IloveyoumorethanI'veeverlovedanyone.

A red dawn broke that morning, bloody and miserable light for the survivors to locate their friends and comrades by. The smell of death and decay hung heavy in the stale air. She had lain there like so many fallen and yet seemed hardly touched by the chaos all around. An arm draped half across her waist, the other extended all the way out to the side, as if reaching out for something. Someone.

He'd not held her as she died. Far be it from him to be granted or even to ask the privilege of doing so. When he finally found her, her limp body was cradled in the arms of a tall redheaded boy who sat helpless. Acting as if he could bring her back if only he asked hard enough.

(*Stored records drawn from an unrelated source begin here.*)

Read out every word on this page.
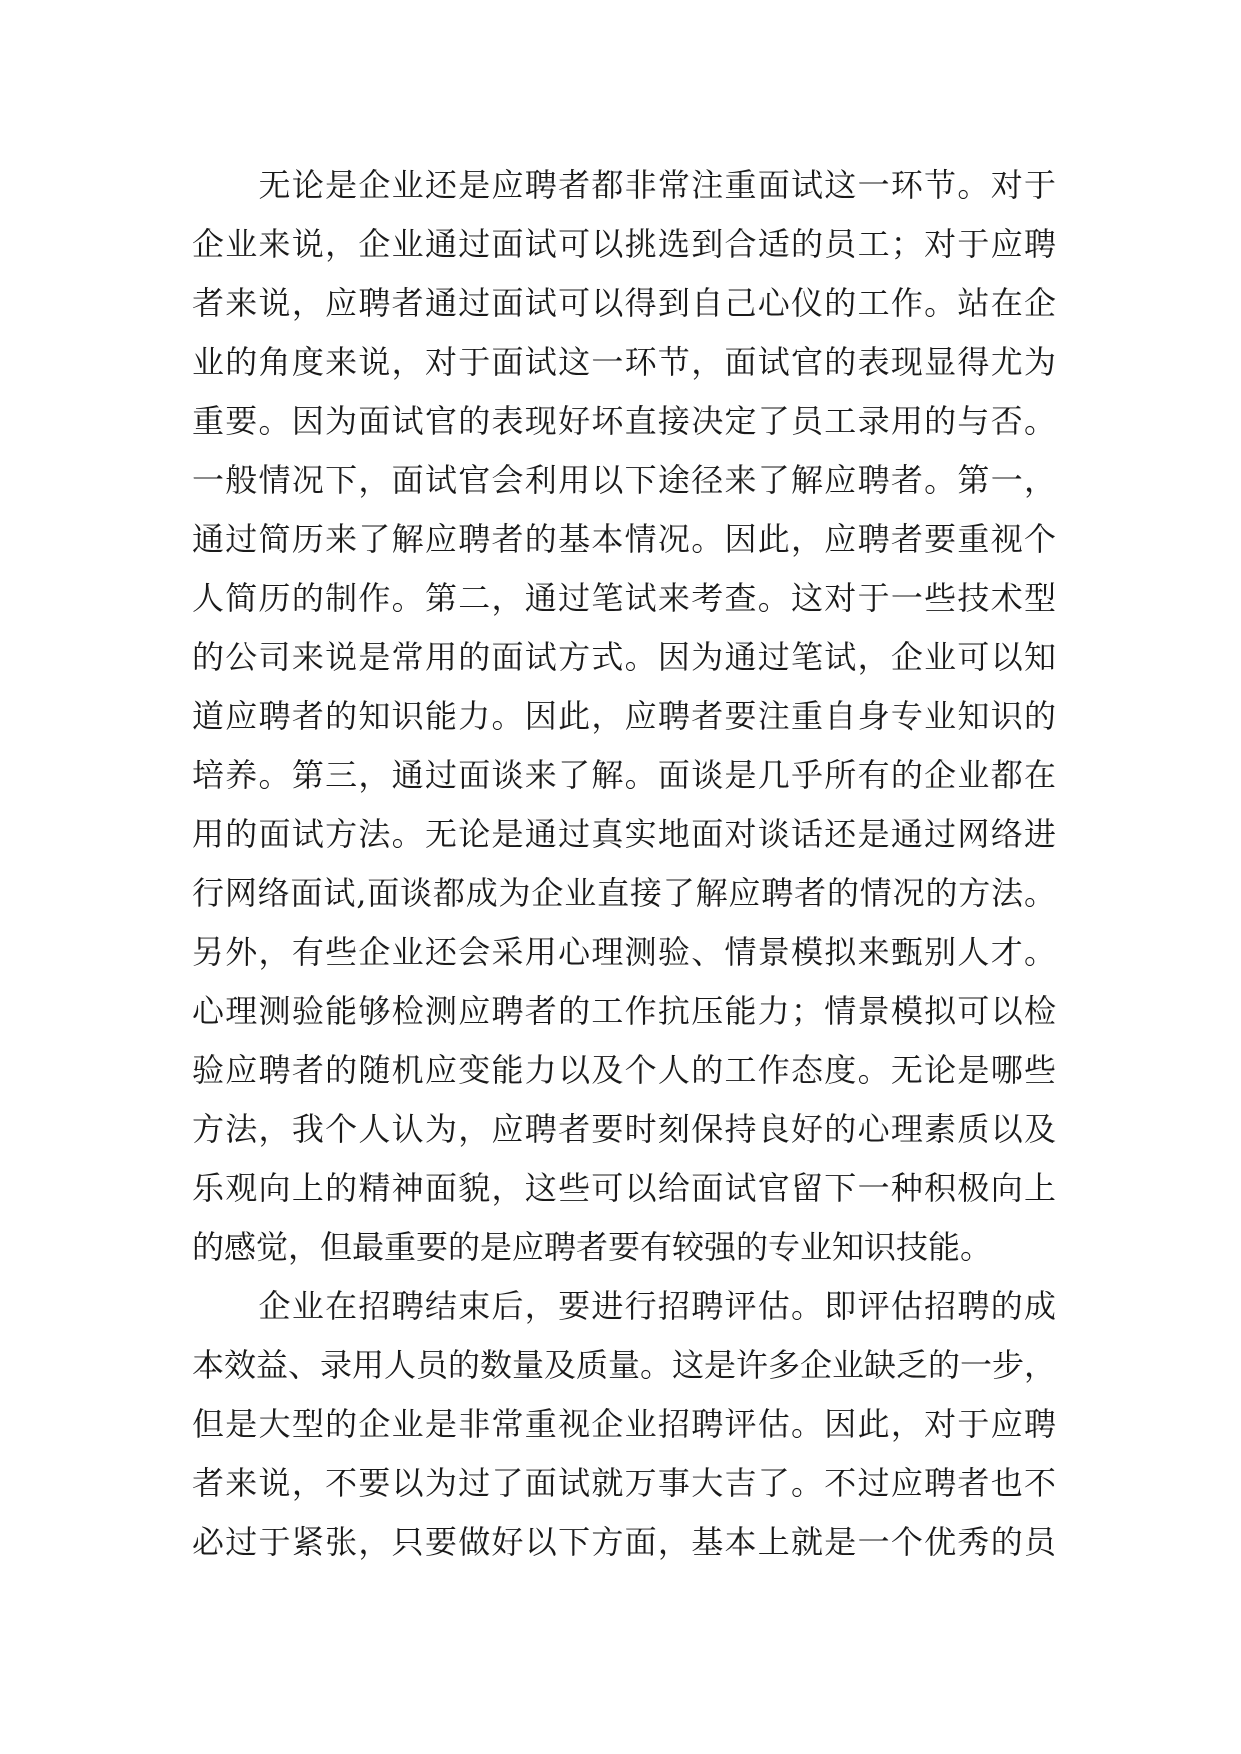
　　无论是企业还是应聘者都非常注重面试这一环节。对于
企业来说，企业通过面试可以挑选到合适的员工；对于应聘
者来说，应聘者通过面试可以得到自己心仪的工作。站在企
业的角度来说，对于面试这一环节，面试官的表现显得尤为
重要。因为面试官的表现好坏直接决定了员工录用的与否。
一般情况下，面试官会利用以下途径来了解应聘者。第一，
通过简历来了解应聘者的基本情况。因此，应聘者要重视个
人简历的制作。第二，通过笔试来考查。这对于一些技术型
的公司来说是常用的面试方式。因为通过笔试，企业可以知
道应聘者的知识能力。因此，应聘者要注重自身专业知识的
培养。第三，通过面谈来了解。面谈是几乎所有的企业都在
用的面试方法。无论是通过真实地面对谈话还是通过网络进
行网络面试,面谈都成为企业直接了解应聘者的情况的方法。
另外，有些企业还会采用心理测验、情景模拟来甄别人才。
心理测验能够检测应聘者的工作抗压能力；情景模拟可以检
验应聘者的随机应变能力以及个人的工作态度。无论是哪些
方法，我个人认为，应聘者要时刻保持良好的心理素质以及
乐观向上的精神面貌，这些可以给面试官留下一种积极向上
的感觉，但最重要的是应聘者要有较强的专业知识技能。
　　企业在招聘结束后，要进行招聘评估。即评估招聘的成
本效益、录用人员的数量及质量。这是许多企业缺乏的一步，
但是大型的企业是非常重视企业招聘评估。因此，对于应聘
者来说，不要以为过了面试就万事大吉了。不过应聘者也不
必过于紧张，只要做好以下方面，基本上就是一个优秀的员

At first he hardly believed it. Even as she lay in a pine box he could deny the thought. She was one of the heroes. She was supposed to help rebuild what was lost. She was not supposed to be lost herself. Victory had been theirs. And she was cut down at the last moment by a straggler from the other side. He never found out who.

Later he learned that she had been broken apart inside. Her bones shattered and nothing to show for it but a trickle of blood from her rosebud mouth. He thought it a horrible way to die and at least hoped that it had been quick. That wish did not banish the sight of her lying like a discarded doll from his mind.

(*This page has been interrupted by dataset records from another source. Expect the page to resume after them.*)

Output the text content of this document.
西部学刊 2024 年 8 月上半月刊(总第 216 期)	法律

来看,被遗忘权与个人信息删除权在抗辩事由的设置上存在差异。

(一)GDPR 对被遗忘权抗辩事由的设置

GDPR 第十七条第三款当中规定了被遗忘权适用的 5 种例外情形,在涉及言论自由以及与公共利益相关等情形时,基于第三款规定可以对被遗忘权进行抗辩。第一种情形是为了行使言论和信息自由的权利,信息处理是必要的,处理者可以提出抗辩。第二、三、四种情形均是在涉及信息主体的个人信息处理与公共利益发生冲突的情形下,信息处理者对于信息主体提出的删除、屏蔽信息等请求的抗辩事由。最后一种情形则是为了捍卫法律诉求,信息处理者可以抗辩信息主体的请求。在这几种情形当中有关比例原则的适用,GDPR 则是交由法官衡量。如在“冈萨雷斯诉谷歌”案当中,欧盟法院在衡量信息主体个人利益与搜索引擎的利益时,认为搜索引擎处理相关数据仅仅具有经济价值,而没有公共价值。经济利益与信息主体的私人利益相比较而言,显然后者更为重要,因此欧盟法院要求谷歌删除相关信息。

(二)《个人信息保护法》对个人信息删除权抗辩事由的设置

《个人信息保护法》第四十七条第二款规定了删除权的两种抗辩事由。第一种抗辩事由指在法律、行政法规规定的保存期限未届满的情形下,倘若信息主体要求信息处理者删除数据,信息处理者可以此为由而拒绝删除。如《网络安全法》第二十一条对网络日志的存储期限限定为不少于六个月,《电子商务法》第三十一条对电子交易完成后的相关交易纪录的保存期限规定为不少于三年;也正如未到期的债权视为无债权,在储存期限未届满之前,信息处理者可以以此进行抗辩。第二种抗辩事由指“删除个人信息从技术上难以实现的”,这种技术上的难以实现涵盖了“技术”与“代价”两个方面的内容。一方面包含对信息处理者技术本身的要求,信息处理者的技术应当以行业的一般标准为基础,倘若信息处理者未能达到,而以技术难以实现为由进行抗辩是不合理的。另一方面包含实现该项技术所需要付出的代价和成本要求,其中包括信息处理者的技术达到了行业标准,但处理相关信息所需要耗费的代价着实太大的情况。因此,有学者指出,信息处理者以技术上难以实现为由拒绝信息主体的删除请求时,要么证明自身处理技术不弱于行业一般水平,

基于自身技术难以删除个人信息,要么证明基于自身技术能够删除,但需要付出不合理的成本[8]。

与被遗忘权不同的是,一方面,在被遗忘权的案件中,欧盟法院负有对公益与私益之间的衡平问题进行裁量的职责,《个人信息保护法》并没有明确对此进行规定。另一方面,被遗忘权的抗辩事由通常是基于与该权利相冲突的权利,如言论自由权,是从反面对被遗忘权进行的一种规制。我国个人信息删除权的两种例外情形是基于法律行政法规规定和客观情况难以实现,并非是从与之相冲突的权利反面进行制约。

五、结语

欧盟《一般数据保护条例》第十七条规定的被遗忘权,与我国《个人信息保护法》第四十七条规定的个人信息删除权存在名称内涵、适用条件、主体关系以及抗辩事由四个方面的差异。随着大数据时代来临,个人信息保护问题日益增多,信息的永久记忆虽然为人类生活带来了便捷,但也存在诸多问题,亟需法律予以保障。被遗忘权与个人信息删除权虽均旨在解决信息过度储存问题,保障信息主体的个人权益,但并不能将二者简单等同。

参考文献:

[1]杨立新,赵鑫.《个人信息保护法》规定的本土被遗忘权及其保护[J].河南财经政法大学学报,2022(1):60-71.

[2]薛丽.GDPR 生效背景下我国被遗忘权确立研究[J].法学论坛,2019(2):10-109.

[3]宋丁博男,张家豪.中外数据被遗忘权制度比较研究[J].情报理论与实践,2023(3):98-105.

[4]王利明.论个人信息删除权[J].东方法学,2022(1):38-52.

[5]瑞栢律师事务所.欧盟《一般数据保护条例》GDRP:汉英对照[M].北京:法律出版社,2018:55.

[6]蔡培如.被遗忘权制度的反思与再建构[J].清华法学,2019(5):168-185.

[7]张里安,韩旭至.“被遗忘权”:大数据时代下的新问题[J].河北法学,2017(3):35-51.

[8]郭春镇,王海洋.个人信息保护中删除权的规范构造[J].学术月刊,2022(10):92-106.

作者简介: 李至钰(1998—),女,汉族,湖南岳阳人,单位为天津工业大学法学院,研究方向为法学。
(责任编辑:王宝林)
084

He knew it was not his fault. He hardly thought to pin the blame on himself as her two closest friends had. Malfoys were meant to be neither martyrs nor saints, but she haunted his dreams. He did not have nightmares, only dreams where he did it right. Perhaps that was a nightmare in itself.

He opened his eyes and knelt before her headstone. It was a simple affair and terribly small by his estimate, yet he could not see her wishing any larger monument. His fingertips traced over the weathered granite, dipping into the grooves where her name was carved, roaming over the date. Ten years from today. It could have been a lifetime ago, but he had not forgotten.